Tiplu, poplu and jhiplu: the maal cards

This is the heart of Marriage. After the deal, the wild cards are not fixed yet. They are decided by the tiplu, a single card chosen at random during the hand. Once the tiplu is known:

  • The tiplu itself is the master wild card. Every card of the same rank in the other three suits becomes an ordinary joker (a regular wild).
  • The poplu is the card one rank above the tiplu in the same suit.
  • The jhiplu is the card one rank below the tiplu in the same suit.

For example, if the tiplu is the 7 of hearts, then the 8 of hearts is the poplu, the 6 of hearts is the jhiplu, and all other 7s are ordinary jokers. Together the tiplu, poplu and jhiplu are called maal ("goods" or "wealth"), and they are what you score points for collecting.

How maal points are scored

Maal points are separate from finishing your hand. You earn them simply for holding these special cards, whether or not they sit in a completed group. The standard values are:

  • Tiplu: 3 points each.
  • Poplu: 2 points each.
  • Jhiplu: 2 points each.
  • Ordinary joker (same rank as tiplu, other suits): 1 point each.
  • Marriage: holding one tiplu, one poplu and one jhiplu together is a "marriage" and is worth 10 points as a bonus, on top of the cards' individual value.

Because the game uses three decks, you can collect multiple tiplus, poplus and jhiplus, and even multiple marriages, so maal totals can climb quickly. This is why a player can sometimes lose the race to finish but still come out ahead on points.

Revealing the tiplu and the primary round

At the start, the tiplu is hidden, so nobody knows the wild cards yet. The primary round is the race to reveal it. The first player to collect three pure sequences or tunnelas (often called a "tunnela" or pure-show requirement) lays them face up, then draws a card unseen from the middle of the stock to set the tiplu for everyone. From that moment, the maal cards are defined and players can use wilds.

A player who completes their primary round before seeing the tiplu is "unseen" and scores at a higher rate; a player who only completes it after the tiplu is exposed is "seen." Many groups also play with dublees (pairs): collecting a full set of identical pairs is an alternative way to complete the primary round.

Declaring and winning

Once the tiplu is out, players race to arrange all 21 cards into valid sequences, sets and tunnelas, using wild cards to fill gaps. To declare, you finish a turn with a fully grouped hand, place your final card face down on the discard pile, and lay your hand out for everyone to verify. A valid full show ends the hand.
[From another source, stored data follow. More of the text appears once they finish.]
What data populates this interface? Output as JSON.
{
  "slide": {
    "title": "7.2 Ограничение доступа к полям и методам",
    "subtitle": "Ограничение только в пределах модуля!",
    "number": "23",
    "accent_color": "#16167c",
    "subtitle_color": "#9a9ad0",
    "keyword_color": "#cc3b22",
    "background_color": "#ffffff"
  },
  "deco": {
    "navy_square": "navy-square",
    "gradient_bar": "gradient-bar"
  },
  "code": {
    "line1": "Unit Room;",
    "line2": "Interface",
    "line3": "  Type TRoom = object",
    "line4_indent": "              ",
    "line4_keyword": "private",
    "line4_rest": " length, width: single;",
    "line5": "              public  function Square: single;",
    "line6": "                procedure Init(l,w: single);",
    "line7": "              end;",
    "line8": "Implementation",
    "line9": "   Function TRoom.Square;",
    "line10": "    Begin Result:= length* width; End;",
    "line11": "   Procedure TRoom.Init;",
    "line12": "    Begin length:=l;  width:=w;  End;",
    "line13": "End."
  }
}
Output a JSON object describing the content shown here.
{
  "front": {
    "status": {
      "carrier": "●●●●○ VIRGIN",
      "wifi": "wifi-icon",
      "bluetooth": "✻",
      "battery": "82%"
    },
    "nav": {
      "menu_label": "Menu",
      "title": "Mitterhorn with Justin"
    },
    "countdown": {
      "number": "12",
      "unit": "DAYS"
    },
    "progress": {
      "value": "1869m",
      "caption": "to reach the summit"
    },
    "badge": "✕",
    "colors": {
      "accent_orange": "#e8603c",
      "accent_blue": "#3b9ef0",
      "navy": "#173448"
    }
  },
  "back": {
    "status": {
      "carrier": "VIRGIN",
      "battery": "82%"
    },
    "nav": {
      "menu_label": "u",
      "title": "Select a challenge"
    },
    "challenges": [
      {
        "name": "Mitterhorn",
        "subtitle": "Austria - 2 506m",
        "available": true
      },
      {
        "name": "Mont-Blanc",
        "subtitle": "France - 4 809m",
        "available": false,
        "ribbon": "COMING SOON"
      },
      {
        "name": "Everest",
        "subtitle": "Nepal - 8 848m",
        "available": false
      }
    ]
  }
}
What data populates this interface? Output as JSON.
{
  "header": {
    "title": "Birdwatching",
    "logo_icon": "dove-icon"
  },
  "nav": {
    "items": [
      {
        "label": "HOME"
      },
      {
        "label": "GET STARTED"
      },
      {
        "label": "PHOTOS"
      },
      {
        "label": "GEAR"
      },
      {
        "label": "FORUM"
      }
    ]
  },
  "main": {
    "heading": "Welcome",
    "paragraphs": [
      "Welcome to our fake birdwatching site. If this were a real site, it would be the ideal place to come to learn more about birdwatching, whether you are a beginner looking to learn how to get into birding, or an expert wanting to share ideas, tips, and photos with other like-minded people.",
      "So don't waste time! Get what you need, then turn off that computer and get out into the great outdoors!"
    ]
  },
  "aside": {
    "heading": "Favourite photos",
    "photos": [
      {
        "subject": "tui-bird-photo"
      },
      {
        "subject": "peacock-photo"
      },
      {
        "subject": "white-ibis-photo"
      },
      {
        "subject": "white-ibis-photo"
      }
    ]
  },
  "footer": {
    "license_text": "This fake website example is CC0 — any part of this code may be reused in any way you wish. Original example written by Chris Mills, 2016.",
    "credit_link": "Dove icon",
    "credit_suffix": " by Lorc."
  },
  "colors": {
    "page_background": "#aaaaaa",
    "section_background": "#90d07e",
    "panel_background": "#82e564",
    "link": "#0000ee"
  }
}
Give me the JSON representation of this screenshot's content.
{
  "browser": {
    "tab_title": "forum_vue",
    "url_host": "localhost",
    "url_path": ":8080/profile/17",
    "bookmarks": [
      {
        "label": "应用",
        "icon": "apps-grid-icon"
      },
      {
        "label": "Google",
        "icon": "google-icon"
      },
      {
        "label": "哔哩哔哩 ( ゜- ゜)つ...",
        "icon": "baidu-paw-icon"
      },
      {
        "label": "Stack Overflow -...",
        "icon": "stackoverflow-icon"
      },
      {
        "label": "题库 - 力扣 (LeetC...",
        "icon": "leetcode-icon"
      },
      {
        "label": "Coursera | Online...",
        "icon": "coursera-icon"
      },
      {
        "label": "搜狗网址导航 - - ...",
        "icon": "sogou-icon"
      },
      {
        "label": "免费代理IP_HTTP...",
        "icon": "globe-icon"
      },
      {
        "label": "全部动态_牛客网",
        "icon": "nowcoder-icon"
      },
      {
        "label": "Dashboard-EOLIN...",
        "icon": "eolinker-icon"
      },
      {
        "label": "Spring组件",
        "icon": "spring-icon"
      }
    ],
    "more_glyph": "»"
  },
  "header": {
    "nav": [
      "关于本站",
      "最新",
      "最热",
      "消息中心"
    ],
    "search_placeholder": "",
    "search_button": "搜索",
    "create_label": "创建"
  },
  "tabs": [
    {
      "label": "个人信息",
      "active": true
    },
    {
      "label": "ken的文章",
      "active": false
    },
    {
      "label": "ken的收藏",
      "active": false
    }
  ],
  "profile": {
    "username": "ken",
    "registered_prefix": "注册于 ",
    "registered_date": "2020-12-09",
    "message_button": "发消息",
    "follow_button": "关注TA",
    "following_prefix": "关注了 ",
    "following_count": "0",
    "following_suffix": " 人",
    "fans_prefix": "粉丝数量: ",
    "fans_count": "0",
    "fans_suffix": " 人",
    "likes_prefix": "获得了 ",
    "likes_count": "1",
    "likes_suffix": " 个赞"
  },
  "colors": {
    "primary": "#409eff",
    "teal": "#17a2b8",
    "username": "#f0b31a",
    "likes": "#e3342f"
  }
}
Crucially, finishing is not the only path to victory. At the end of a hand, players settle up on the difference in maal points, plus penalties for players who never finished their primary round. A player who declares wins the "game" bonus, but the final standings combine both finishing and maal, so a heavy maal collector can profit even against the first finisher. House rules vary on exact payments and on variants like "murder," where the maal of players still stuck in the primary round does not count.

Quick tips for beginners

  • In the primary round, prioritise pure sequences and tunnelas so you can be the one to set the tiplu.
  • Hold likely maal cards (cards adjacent in the same suit) since any of them could become poplu or jhiplu.
  • Once the tiplu is known, use ordinary jokers to complete sets, and keep maal cards even if they do not slot neatly into a group.
  • Watch the discard pile: picking up maal others throw away is an easy way to build points.

If you enjoy Marriage, try its close cousin Indian Rummy (13-card Paplu) or the two-player classic Gin Rummy. For more meld-and-build games, Canasta and Conquian use similar set-building ideas.